Scots Planning Minister defends wind-farm land-use mapping survey in Holyrood ‘Jobs v. Environment’ battle

Holyrood logoIn the increasingly trenchant ‘Jobs v. Environment’ debate surrounding the Scottish government’s National Planning Framework and Scottish Planning Policy – which will set new rules for approving wind-farm (and other energy) developments in rural areas, Scotland’s Planning Minister yesterday mounted a strong counter-attack in defence of the ‘land mapping’ preliminary work on which the planning framework will be based.

A number of trade bodies and private-sector windfarm development companies last month launched a pre-emptive attack on the ‘land mapping and land use’ survey being undertaken by Scottish Natural Heritage (as reported in the Scottish Energy News).

They criticised Scottish Natural Heritage for ‘only carrying out a desk-top survey’ and have attacked the underlying methodology of the survey, and a spokesman for Scottish Renewables commented: How can someone sat in front of a computer capture how wild a specific landscape is hundreds of miles away and then grade it according to such basic criteria? There is no substitute for an on-the-ground assessment on a case-by-case basis.”

“However, the difficulty we have lies with the methodology behind the mapping exercise for wild land and its proposed role in planning. There’s a real danger we are starting with something that is both inaccurate and out of date.”

However, after MSPs on Holyrood Energy’s committee – which is scrutinising the government’s National Planning Framework V3.0 and Scottish Planning Policy (SPP) – heard a number of similar objections from Scottish Power and Scottish & Southern Energy (SSE) plc, Derek MacKay, Minister for Local Government and Planning, rounded on the critics.

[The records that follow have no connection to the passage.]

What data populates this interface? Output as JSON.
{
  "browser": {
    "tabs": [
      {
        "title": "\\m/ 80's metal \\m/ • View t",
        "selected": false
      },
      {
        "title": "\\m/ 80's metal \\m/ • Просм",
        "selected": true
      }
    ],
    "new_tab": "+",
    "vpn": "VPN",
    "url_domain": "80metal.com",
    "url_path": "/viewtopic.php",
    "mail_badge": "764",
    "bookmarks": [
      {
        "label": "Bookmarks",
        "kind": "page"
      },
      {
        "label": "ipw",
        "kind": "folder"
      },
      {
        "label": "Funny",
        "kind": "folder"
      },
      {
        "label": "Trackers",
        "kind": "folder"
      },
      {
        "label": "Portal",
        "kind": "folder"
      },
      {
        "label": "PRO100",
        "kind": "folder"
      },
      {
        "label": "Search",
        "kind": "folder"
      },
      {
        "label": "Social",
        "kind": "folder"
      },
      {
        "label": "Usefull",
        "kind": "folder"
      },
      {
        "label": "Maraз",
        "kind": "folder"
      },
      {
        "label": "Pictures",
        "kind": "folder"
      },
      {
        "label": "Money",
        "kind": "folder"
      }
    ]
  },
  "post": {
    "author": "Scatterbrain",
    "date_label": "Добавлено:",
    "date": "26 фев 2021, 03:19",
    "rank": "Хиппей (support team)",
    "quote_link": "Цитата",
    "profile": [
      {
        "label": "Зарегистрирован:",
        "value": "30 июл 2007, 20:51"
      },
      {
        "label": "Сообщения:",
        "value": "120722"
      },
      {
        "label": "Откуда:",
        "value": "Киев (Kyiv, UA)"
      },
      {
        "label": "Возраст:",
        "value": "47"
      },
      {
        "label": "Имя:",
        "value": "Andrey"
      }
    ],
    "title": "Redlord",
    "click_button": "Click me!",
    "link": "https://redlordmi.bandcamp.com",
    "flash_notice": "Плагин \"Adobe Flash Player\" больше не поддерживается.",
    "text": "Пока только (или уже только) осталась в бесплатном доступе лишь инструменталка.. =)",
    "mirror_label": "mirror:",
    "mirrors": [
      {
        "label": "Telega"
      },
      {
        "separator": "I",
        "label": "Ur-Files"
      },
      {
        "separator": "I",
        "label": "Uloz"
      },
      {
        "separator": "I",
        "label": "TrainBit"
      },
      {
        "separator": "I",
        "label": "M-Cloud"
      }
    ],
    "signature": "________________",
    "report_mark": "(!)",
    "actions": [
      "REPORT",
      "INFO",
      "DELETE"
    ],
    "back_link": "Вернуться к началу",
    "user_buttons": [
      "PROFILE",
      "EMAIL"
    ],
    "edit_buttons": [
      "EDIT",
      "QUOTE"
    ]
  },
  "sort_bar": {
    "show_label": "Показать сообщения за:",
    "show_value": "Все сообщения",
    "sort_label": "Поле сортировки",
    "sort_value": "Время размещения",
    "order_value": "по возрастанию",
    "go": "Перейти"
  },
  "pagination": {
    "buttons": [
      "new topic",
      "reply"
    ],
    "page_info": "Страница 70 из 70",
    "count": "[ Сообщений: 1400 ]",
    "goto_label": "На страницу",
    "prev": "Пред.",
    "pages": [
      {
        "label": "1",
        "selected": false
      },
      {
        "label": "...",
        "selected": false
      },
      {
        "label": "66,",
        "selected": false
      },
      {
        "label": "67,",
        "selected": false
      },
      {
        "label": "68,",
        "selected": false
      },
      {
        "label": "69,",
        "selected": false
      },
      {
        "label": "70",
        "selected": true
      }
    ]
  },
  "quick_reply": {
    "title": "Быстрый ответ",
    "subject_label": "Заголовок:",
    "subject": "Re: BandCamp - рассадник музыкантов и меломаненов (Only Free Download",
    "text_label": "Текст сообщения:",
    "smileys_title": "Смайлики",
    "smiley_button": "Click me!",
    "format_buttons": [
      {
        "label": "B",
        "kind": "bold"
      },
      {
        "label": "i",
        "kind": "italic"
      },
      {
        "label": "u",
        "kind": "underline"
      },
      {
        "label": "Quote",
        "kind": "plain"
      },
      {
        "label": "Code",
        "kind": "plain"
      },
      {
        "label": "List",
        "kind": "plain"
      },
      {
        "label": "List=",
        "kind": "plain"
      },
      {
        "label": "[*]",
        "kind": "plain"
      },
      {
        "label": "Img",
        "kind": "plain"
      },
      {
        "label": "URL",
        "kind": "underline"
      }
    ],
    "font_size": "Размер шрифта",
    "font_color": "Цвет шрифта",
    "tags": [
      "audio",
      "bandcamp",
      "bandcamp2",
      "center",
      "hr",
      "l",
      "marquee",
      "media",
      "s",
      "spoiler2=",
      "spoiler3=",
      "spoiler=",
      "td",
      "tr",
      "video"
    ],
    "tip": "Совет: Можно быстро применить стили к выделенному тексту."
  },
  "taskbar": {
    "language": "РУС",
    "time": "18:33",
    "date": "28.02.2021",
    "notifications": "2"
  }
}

Advising MSPs on the Energy Committee, the minister said that – on his instruction – Scottish Natural Heritage was not required to give evidence to the committee and he said:

“The land-mapping survey report by Scottish Natural Heritage (SNH) is credible. It is scientific. And it is robust.”

Outlining the purpose – and vision – for the new proposed new rules which will govern future energy-related developments in Scotland’s ‘wild lands’ and remote areas, the Minister added;

“The National Planning Framework gives spatial expression to the Scottish Government’s economic strategy for economic recovery and sustainable growth.

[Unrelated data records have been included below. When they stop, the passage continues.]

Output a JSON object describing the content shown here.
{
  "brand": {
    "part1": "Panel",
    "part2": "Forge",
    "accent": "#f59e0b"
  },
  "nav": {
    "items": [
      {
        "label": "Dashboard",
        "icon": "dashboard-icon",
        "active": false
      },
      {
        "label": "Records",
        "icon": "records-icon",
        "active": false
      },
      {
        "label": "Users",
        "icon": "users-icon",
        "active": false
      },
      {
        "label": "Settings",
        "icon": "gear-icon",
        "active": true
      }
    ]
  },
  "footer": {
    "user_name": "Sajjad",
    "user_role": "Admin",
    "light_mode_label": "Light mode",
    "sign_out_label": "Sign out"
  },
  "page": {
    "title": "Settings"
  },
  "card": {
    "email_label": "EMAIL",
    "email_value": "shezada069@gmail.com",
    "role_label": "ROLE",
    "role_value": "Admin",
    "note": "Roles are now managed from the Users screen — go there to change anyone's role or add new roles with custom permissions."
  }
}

“Whilst we do not wish to see wind turbines in our national parks, the framework identifies energy hubs across Scotland – especially in our coastal communities where there is so much opportunity for new jobs in offshore {wind energy} developments.

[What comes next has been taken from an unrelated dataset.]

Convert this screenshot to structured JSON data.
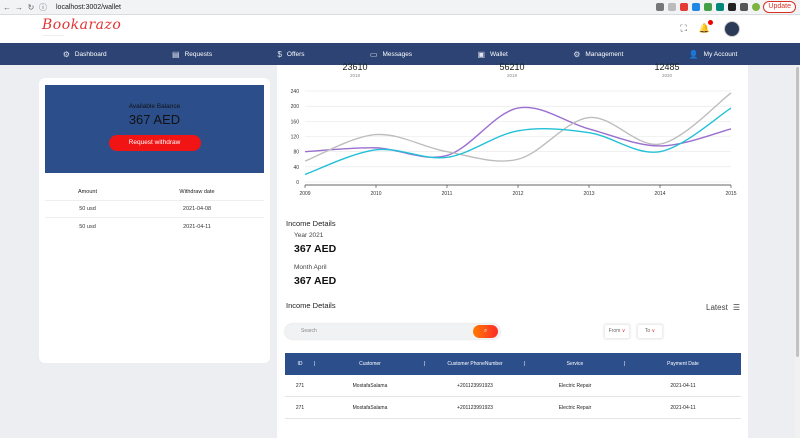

“However, as we make the transition to a low-carbon economy, we have to be, and are, careful to balance economic with environmental interests. A balance has to be struck between jobs and environment and I believe we can do with under this new framework.

“But we are not declaring large parts of Scotland to be dead to development.”

In response to a question casting doubt on the validity of the SNH survey, the Minister replied; “We have not changed our view on (use of ) ‘wild land’. SNH mapping of wild land is ongoing and will inform our final thinking and it would be premature of me to come to any final decision while that process continues.

Yes, I am very confident in the work that Scottish Natural Heritage is doing and have confidence that this work will lead to an even more robust map (on land /permitted use) which will be more credible than what went before.”

Having stoutly defending the validity of the wild land mapping process, the Minister also addressed the economy and jobs issues raised by windfarm developers. He said “The national planning framework and Scottish Planning Policy is all about consenting developments – not shutting things down.”

The fact that the existing  Whitelea and Blacklaw windfarm developments in Renfrewshire are situated closer to the  2½km ‘buffer zone’ proposed as a future planning condition for such developments does not set a precedent for the future, said the Minister.

Energy committee MSP Joan McAlpine (SNP) asked about a ‘hierarchy’ of ‘planning buffer zones’ of different lengths depending on what type of energy-related developments may be proposed in future and fellow MSP Mike MacKenzie said: “The proposed 2½km ‘buffer zone’ is fraught with difficulty and uncertainties. Is it 2½km from specific homes? Or general communities? Or between different windfarm developments or turbines?”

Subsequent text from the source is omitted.